Michael Moore: CNBC's Rick Santelli 'Classist, Bigotist'

Left-wing filmmaker Michael Moore and CNBC’s Rick Santelli couldn’t be more philosophically opposite. Style of argument differs too: Michael Moore assumes the worst in people that oppose his view.

In a March 12 appearance on WNYC 93.9 FM/820 AM’s “The Brian Lehrer Show,” Moore was asked to react to Rick Santelli’s February 2009 call for action against the Obama administration proposal to offer a housing relief through the taxpayer to those who got in over their heads on their mortgages.

“Ah, the sound of angry white guys wafting its way through the airwaves,” Moore said. “Obviously that was a pivotal moment for that, but if you notice what he’s railing against is he’s blaming the whole mortgage crisis on the little guy who took out a mortgage he shouldn’t have taken out, living beyond his means, having a home with too many bathrooms, when in fact – as my movie points out – the FBI of all people, have stated clearly through their own investigation that 80 percent of this mortgage crisis that we’ve gone through has been caused by the banks and lending institutions, by the fraud committed by the banks and the lending institutions – not by the person who’s living beyond their means.”

According to Moore, people living beyond their means is nothing new, and Santelli’s outcry was nothing more than classism and bigotry.

“Listen, there’s always been people who live beyond their means, who shouldn’t be spending money,” Moore continued. “I mean, it is not a new thing. You probably have someone in your family who does that. I have someone. It may even be you, Brian. But that’s not a new thing. It never caused a financial collapse before. This collapse was caused by the people right down the street here who took people’s mortgages, divided them up a thousand ways, bundled them and sold them off to people in China, Russia and everywhere else and that’s in part why we’re suffering through this. The way Santelli presented it was a classist, bigotist way of presenting it.”

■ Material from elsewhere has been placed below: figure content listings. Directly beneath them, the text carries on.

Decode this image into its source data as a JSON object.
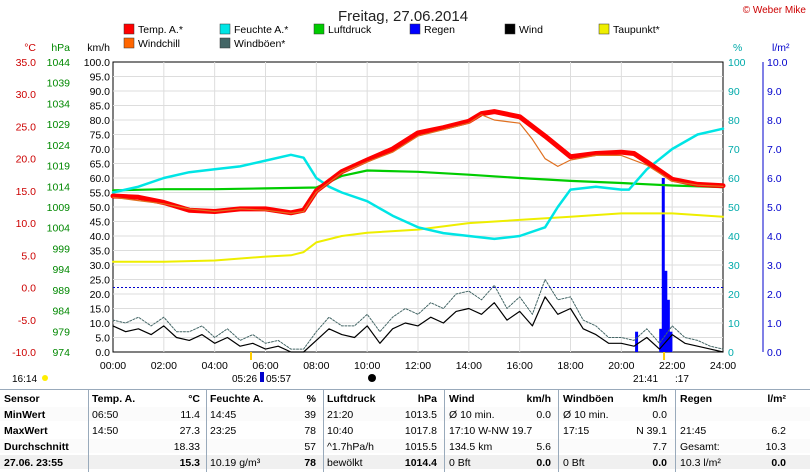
{
  "title": "Freitag, 27.06.2014",
  "copyright": "© Weber Mike",
  "chart_data": {
    "type": "line",
    "x_ticks": [
      "00:00",
      "02:00",
      "04:00",
      "06:00",
      "08:00",
      "10:00",
      "12:00",
      "14:00",
      "16:00",
      "18:00",
      "20:00",
      "22:00",
      "24:00"
    ],
    "axes": {
      "temp_c": {
        "label": "°C",
        "color": "#cc0000",
        "ticks": [
          "35.0",
          "30.0",
          "25.0",
          "20.0",
          "15.0",
          "10.0",
          "5.0",
          "0.0",
          "-5.0",
          "-10.0"
        ],
        "range": [
          -10,
          35
        ]
      },
      "pressure_hpa": {
        "label": "hPa",
        "color": "#008800",
        "ticks": [
          "1044",
          "1039",
          "1034",
          "1029",
          "1024",
          "1019",
          "1014",
          "1009",
          "1004",
          "999",
          "994",
          "989",
          "984",
          "979",
          "974"
        ],
        "range": [
          974,
          1044
        ]
      },
      "wind_kmh": {
        "label": "km/h",
        "color": "#000000",
        "ticks": [
          "100.0",
          "95.0",
          "90.0",
          "85.0",
          "80.0",
          "75.0",
          "70.0",
          "65.0",
          "60.0",
          "55.0",
          "50.0",
          "45.0",
          "40.0",
          "35.0",
          "30.0",
          "25.0",
          "20.0",
          "15.0",
          "10.0",
          "5.0",
          "0.0"
        ],
        "range": [
          0,
          100
        ]
      },
      "humidity_pct": {
        "label": "%",
        "color": "#00aaaa",
        "ticks": [
          "100",
          "90",
          "80",
          "70",
          "60",
          "50",
          "40",
          "30",
          "20",
          "10",
          "0"
        ],
        "range": [
          0,
          100
        ]
      },
      "rain_lm2": {
        "label": "l/m²",
        "color": "#0000cc",
        "ticks": [
          "10.0",
          "9.0",
          "8.0",
          "7.0",
          "6.0",
          "5.0",
          "4.0",
          "3.0",
          "2.0",
          "1.0",
          "0.0"
        ],
        "range": [
          0,
          10
        ]
      }
    },
    "legend": [
      {
        "name": "Temp. A.*",
        "color": "#ff0000"
      },
      {
        "name": "Feuchte A.*",
        "color": "#00e5e5"
      },
      {
        "name": "Luftdruck",
        "color": "#00cc00"
      },
      {
        "name": "Regen",
        "color": "#0000ff"
      },
      {
        "name": "Wind",
        "color": "#000000"
      },
      {
        "name": "Taupunkt*",
        "color": "#eeee00"
      },
      {
        "name": "Windchill",
        "color": "#ff6600"
      },
      {
        "name": "Windböen*",
        "color": "#446666"
      }
    ],
    "series": [
      {
        "name": "Temp. A.*",
        "axis": "temp_c",
        "color": "#ff0000",
        "x": [
          0,
          1,
          2,
          3,
          4,
          5,
          6,
          7,
          7.5,
          8,
          9,
          10,
          11,
          12,
          13,
          14,
          14.5,
          15,
          16,
          17,
          18,
          19,
          20,
          20.5,
          21,
          22,
          23,
          24
        ],
        "y": [
          14.2,
          14.0,
          13.2,
          12.0,
          11.8,
          12.2,
          12.2,
          11.6,
          12.0,
          15.0,
          18.0,
          19.8,
          21.5,
          24.0,
          24.8,
          25.8,
          27.0,
          27.3,
          26.5,
          23.5,
          20.3,
          20.8,
          21.0,
          20.8,
          19.5,
          16.8,
          16.0,
          15.8
        ]
      },
      {
        "name": "Windchill",
        "axis": "temp_c",
        "color": "#e07020",
        "x": [
          0,
          1,
          2,
          3,
          4,
          5,
          6,
          7,
          7.5,
          8,
          9,
          10,
          11,
          12,
          13,
          14,
          14.5,
          15,
          16,
          16.5,
          17,
          17.5,
          18,
          19,
          20,
          21,
          22,
          23,
          24
        ],
        "y": [
          14.0,
          13.5,
          13.0,
          12.2,
          11.8,
          12.2,
          12.0,
          11.5,
          11.8,
          14.8,
          17.8,
          19.5,
          21.0,
          23.5,
          24.5,
          25.5,
          26.8,
          26.0,
          25.5,
          23.0,
          20.0,
          18.8,
          19.8,
          20.5,
          20.5,
          19.0,
          16.5,
          15.9,
          15.7
        ]
      },
      {
        "name": "Feuchte A.*",
        "axis": "humidity_pct",
        "color": "#00e5e5",
        "x": [
          0,
          1,
          2,
          3,
          4,
          5,
          6,
          7,
          7.5,
          8,
          8.5,
          9,
          10,
          11,
          12,
          13,
          14,
          15,
          16,
          17,
          17.5,
          18,
          19,
          20,
          20.3,
          21,
          22,
          23,
          24
        ],
        "y": [
          55,
          57,
          60,
          62,
          63,
          64,
          66,
          68,
          67,
          60,
          57,
          55,
          52,
          47,
          43,
          41,
          40,
          39,
          40,
          43,
          50,
          56,
          57,
          56,
          56,
          63,
          70,
          75,
          77
        ]
      },
      {
        "name": "Luftdruck",
        "axis": "pressure_hpa",
        "color": "#00cc00",
        "x": [
          0,
          2,
          4,
          6,
          8,
          8.5,
          9,
          10,
          12,
          14,
          16,
          18,
          20,
          22,
          24
        ],
        "y": [
          1013.0,
          1013.3,
          1013.3,
          1013.5,
          1013.7,
          1015.0,
          1016.5,
          1017.8,
          1017.5,
          1016.8,
          1016.0,
          1015.3,
          1014.8,
          1014.2,
          1013.8
        ]
      },
      {
        "name": "Taupunkt*",
        "axis": "temp_c",
        "color": "#eeee00",
        "x": [
          0,
          2,
          4,
          6,
          7,
          7.5,
          8,
          9,
          10,
          12,
          14,
          16,
          18,
          20,
          22,
          24
        ],
        "y": [
          4.0,
          4.0,
          4.2,
          4.8,
          5.0,
          5.5,
          7.0,
          8.0,
          8.5,
          9.0,
          10.0,
          10.5,
          11.0,
          11.5,
          11.5,
          11.0
        ]
      },
      {
        "name": "Wind",
        "axis": "wind_kmh",
        "color": "#000000",
        "x": [
          0,
          0.5,
          1,
          1.5,
          2,
          2.5,
          3,
          3.5,
          4,
          4.5,
          5,
          5.5,
          6,
          6.5,
          7,
          7.5,
          8,
          8.5,
          9,
          9.5,
          10,
          10.5,
          11,
          11.5,
          12,
          12.5,
          13,
          13.5,
          14,
          14.5,
          15,
          15.5,
          16,
          16.5,
          17,
          17.5,
          18,
          18.5,
          19,
          19.5,
          20,
          20.5,
          21,
          21.5,
          22,
          22.5,
          23,
          23.5,
          24
        ],
        "y": [
          9,
          7,
          8,
          6,
          9,
          5,
          4,
          6,
          3,
          5,
          2,
          3,
          1,
          2,
          0,
          0,
          4,
          8,
          6,
          5,
          9,
          3,
          8,
          10,
          9,
          12,
          10,
          14,
          15,
          13,
          17,
          11,
          14,
          9,
          19,
          13,
          15,
          8,
          6,
          3,
          3,
          2,
          5,
          1,
          6,
          3,
          2,
          1,
          0
        ]
      },
      {
        "name": "Windböen*",
        "axis": "wind_kmh",
        "color": "#446666",
        "x": [
          0,
          0.5,
          1,
          1.5,
          2,
          2.5,
          3,
          3.5,
          4,
          4.5,
          5,
          5.5,
          6,
          6.5,
          7,
          7.5,
          8,
          8.5,
          9,
          9.5,
          10,
          10.5,
          11,
          11.5,
          12,
          12.5,
          13,
          13.5,
          14,
          14.5,
          15,
          15.5,
          16,
          16.5,
          17,
          17.5,
          18,
          18.5,
          19,
          19.5,
          20,
          20.5,
          21,
          21.5,
          22,
          22.5,
          23,
          23.5,
          24
        ],
        "y": [
          11,
          10,
          12,
          9,
          12,
          7,
          7,
          9,
          5,
          8,
          4,
          6,
          3,
          4,
          1,
          1,
          7,
          12,
          9,
          9,
          13,
          7,
          12,
          15,
          13,
          17,
          15,
          20,
          21,
          18,
          23,
          15,
          19,
          13,
          25,
          18,
          19,
          11,
          9,
          5,
          5,
          4,
          8,
          3,
          9,
          5,
          4,
          2,
          1
        ]
      }
    ],
    "rain_bars": {
      "axis": "rain_lm2",
      "color": "#0000ff",
      "x": [
        20.6,
        21.55,
        21.65,
        21.75,
        21.85,
        21.95
      ],
      "y": [
        0.7,
        0.8,
        6.0,
        2.8,
        1.8,
        0.7
      ]
    },
    "marker_texts": [
      "16:14",
      "05:26",
      "05:57",
      "21:41",
      ":17"
    ],
    "sun_icons": [
      "sunrise",
      "sunset"
    ]
  },
  "table": {
    "row_labels": [
      "Sensor",
      "MinWert",
      "MaxWert",
      "Durchschnitt",
      "27.06. 23:55"
    ],
    "temp": {
      "header": "Temp. A.",
      "unit": "°C",
      "rows": [
        [
          "06:50",
          "11.4"
        ],
        [
          "14:50",
          "27.3"
        ],
        [
          "",
          "18.33"
        ],
        [
          "",
          "15.3"
        ]
      ]
    },
    "humid": {
      "header": "Feuchte A.",
      "unit": "%",
      "rows": [
        [
          "14:45",
          "39"
        ],
        [
          "23:25",
          "78"
        ],
        [
          "",
          "57"
        ],
        [
          "10.19 g/m³",
          "78"
        ]
      ]
    },
    "press": {
      "header": "Luftdruck",
      "unit": "hPa",
      "rows": [
        [
          "21:20",
          "1013.5"
        ],
        [
          "10:40",
          "1017.8"
        ],
        [
          "^1.7hPa/h",
          "1015.5"
        ],
        [
          "bewölkt",
          "1014.4"
        ]
      ]
    },
    "wind": {
      "header": "Wind",
      "unit": "km/h",
      "rows": [
        [
          "Ø 10 min.",
          "0.0"
        ],
        [
          "17:10   W-NW 19.7",
          ""
        ],
        [
          "134.5 km",
          "5.6"
        ],
        [
          "0 Bft",
          "0.0"
        ]
      ]
    },
    "gust": {
      "header": "Windböen",
      "unit": "km/h",
      "rows": [
        [
          "Ø 10 min.",
          "0.0"
        ],
        [
          "17:15",
          "N 39.1"
        ],
        [
          "",
          "7.7"
        ],
        [
          "0 Bft",
          "0.0"
        ]
      ]
    },
    "rain": {
      "header": "Regen",
      "unit": "l/m²",
      "rows": [
        [
          "",
          ""
        ],
        [
          "21:45",
          "6.2"
        ],
        [
          "Gesamt:",
          "10.3"
        ],
        [
          "10.3 l/m²",
          "0.0"
        ]
      ]
    }
  }
}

Moore’s interpretation of Santelli’s Feb. 19, 2009 call is curious because Santelli was not railing against people who got in over their heads financially. Instead he was attacking the policy responses offered by the Obama administration and the federal government. However, Moore insisted it was nothing less than 1930s-era-type propaganda used to whip up anger at other citizens, rather than politicians and CEOs.

“I remember ever since I was a kid, I can remember people complaining about ‘those people’ in the ‘inner city,’ people on welfare, oh, ‘look at them driving the Cadillac down the street and they’re on welfare,’” Moore said. “You know, I mean this kind of bigotry is not new and it’s very easy. I mean, that’s a telling moment. If you watch that and you just wanted to wind the clock back 70, 80 years – whipping up people who are hurting because of the economy and blaming it on essentially on their fellow citizens as opposed to the leadership, the political leadership, the corporate leadership – it’s a very, very easy thing to do and why this is actually kind of a scary time. If liberals and the left don’t have a plan, don’t have a program, don’t have something to offer to these people who are hurting and suffering – they will be easily manipulated by the right.”

But if people in the Tea Party movement, inspired by Rick Santelli, were outraged at their “fellow citizens,” as Moore contends – why are the protests occurring in Washington, D.C., the center of the U.S. federal government?